Toutefois, ils ignorent encore à quel stade précis de la maladie cette détection intervient. Or, cette question est importante car un test ne permettant d'identifier que des cancers à un stade avancé perd de son intérêt. En effet, un test de dépistage n'a d'intérêt que s'il permet d'améliorer la prise en charge d'un patient. Plus un cancer est traité tôt et meilleures sont les chances d'en guérir.

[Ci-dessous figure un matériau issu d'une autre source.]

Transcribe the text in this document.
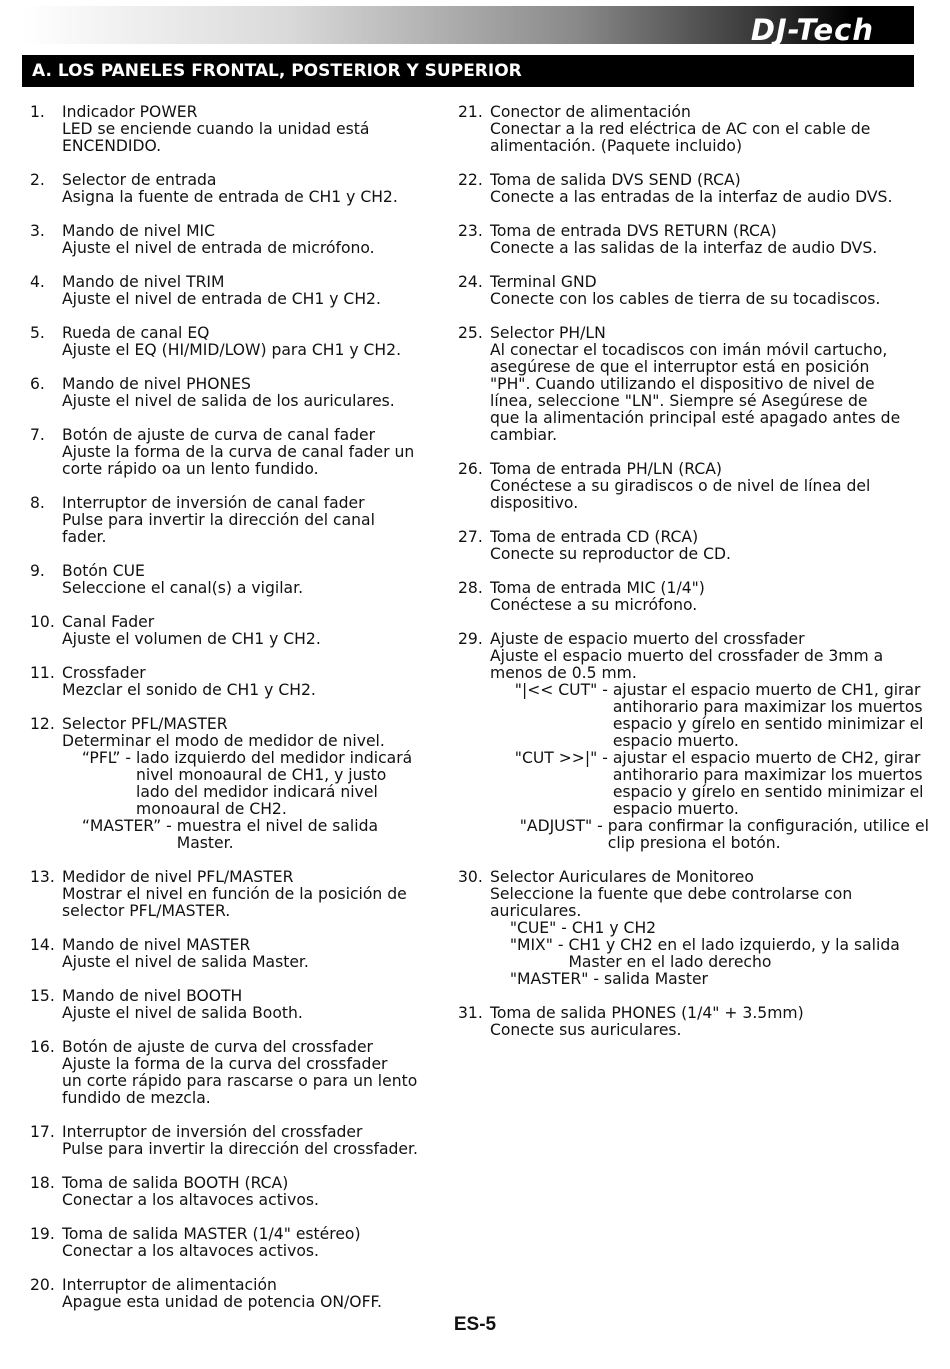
DJ-Tech
A. LOS PANELES FRONTAL, POSTERIOR Y SUPERIOR
1. Indicador POWER
LED se enciende cuando la unidad está
ENCENDIDO.
2. Selector de entrada
Asigna la fuente de entrada de CH1 y CH2.
3. Mando de nivel MIC
Ajuste el nivel de entrada de micrófono.
4. Mando de nivel TRIM
Ajuste el nivel de entrada de CH1 y CH2.
5. Rueda de canal EQ
Ajuste el EQ (HI/MID/LOW) para CH1 y CH2.
6. Mando de nivel PHONES
Ajuste el nivel de salida de los auriculares.
7. Botón de ajuste de curva de canal fader
Ajuste la forma de la curva de canal fader un
corte rápido oa un lento fundido.
8. Interruptor de inversión de canal fader
Pulse para invertir la dirección del canal
fader.
9. Botón CUE
Seleccione el canal(s) a vigilar.
10. Canal Fader
Ajuste el volumen de CH1 y CH2.
11. Crossfader
Mezclar el sonido de CH1 y CH2.
12. Selector PFL/MASTER
Determinar el modo de medidor de nivel.
“PFL” - lado izquierdo del medidor indicará
nivel monoaural de CH1, y justo
lado del medidor indicará nivel
monoaural de CH2.
“MASTER” - muestra el nivel de salida
Master.
13. Medidor de nivel PFL/MASTER
Mostrar el nivel en función de la posición de
selector PFL/MASTER.
14. Mando de nivel MASTER
Ajuste el nivel de salida Master.
15. Mando de nivel BOOTH
Ajuste el nivel de salida Booth.
16. Botón de ajuste de curva del crossfader
Ajuste la forma de la curva del crossfader
un corte rápido para rascarse o para un lento
fundido de mezcla.
17. Interruptor de inversión del crossfader
Pulse para invertir la dirección del crossfader.
18. Toma de salida BOOTH (RCA)
Conectar a los altavoces activos.
19. Toma de salida MASTER (1/4" estéreo)
Conectar a los altavoces activos.
20. Interruptor de alimentación
Apague esta unidad de potencia ON/OFF.
21. Conector de alimentación
Conectar a la red eléctrica de AC con el cable de
alimentación. (Paquete incluido)
22. Toma de salida DVS SEND (RCA)
Conecte a las entradas de la interfaz de audio DVS.
23. Toma de entrada DVS RETURN (RCA)
Conecte a las salidas de la interfaz de audio DVS.
24. Terminal GND
Conecte con los cables de tierra de su tocadiscos.
25. Selector PH/LN
Al conectar el tocadiscos con imán móvil cartucho,
asegúrese de que el interruptor está en posición
"PH". Cuando utilizando el dispositivo de nivel de
línea, seleccione "LN". Siempre sé Asegúrese de
que la alimentación principal esté apagado antes de
cambiar.
26. Toma de entrada PH/LN (RCA)
Conéctese a su giradiscos o de nivel de línea del
dispositivo.
27. Toma de entrada CD (RCA)
Conecte su reproductor de CD.
28. Toma de entrada MIC (1/4")
Conéctese a su micrófono.
29. Ajuste de espacio muerto del crossfader
Ajuste el espacio muerto del crossfader de 3mm a
menos de 0.5 mm.
"|<< CUT" - ajustar el espacio muerto de CH1, girar
antihorario para maximizar los muertos
espacio y gírelo en sentido minimizar el
espacio muerto.
"CUT >>|" - ajustar el espacio muerto de CH2, girar
antihorario para maximizar los muertos
espacio y gírelo en sentido minimizar el
espacio muerto.
"ADJUST" - para confirmar la configuración, utilice el
clip presiona el botón.
30. Selector Auriculares de Monitoreo
Seleccione la fuente que debe controlarse con
auriculares.
"CUE" - CH1 y CH2
"MIX" - CH1 y CH2 en el lado izquierdo, y la salida
Master en el lado derecho
"MASTER" - salida Master
31. Toma de salida PHONES (1/4" + 3.5mm)
Conecte sus auriculares.
ES-5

Comment évalue-t-on un dépistage ?

Un fois qu'un biomarqueur a démontré son efficacité dans la détection d'un cancer avant l'apparition de symptômes, il faudrait pouvoir mener des études dites « prospectives », c'est-à-dire en recueillant régulièrement des échantillons sur des populations saines et nombreuses, pendant assez longtemps pour voir apparaître le biomarqueur chez certaines personnes, puis en procédant au suivi rigoureux de ces sujets afin de déterminer s'ils ont vraiment un cancer débutant ou non. Or, ces études sont complexes à mettre en place, ne donnent pas de résultats avant plusieurs années, et leur coût est élevé. C'est pourquoi il y en a peu.

Il est également possible qu'un candidat-test identifie aussi des tumeurs qui ne se développeront pas davantage, ou qui régresseront spontanément. C'est ce qu'on appelle le surdiagnostic. Ce phénomène est inhérent à tout type de dépistage, quel que soit le test utilisé.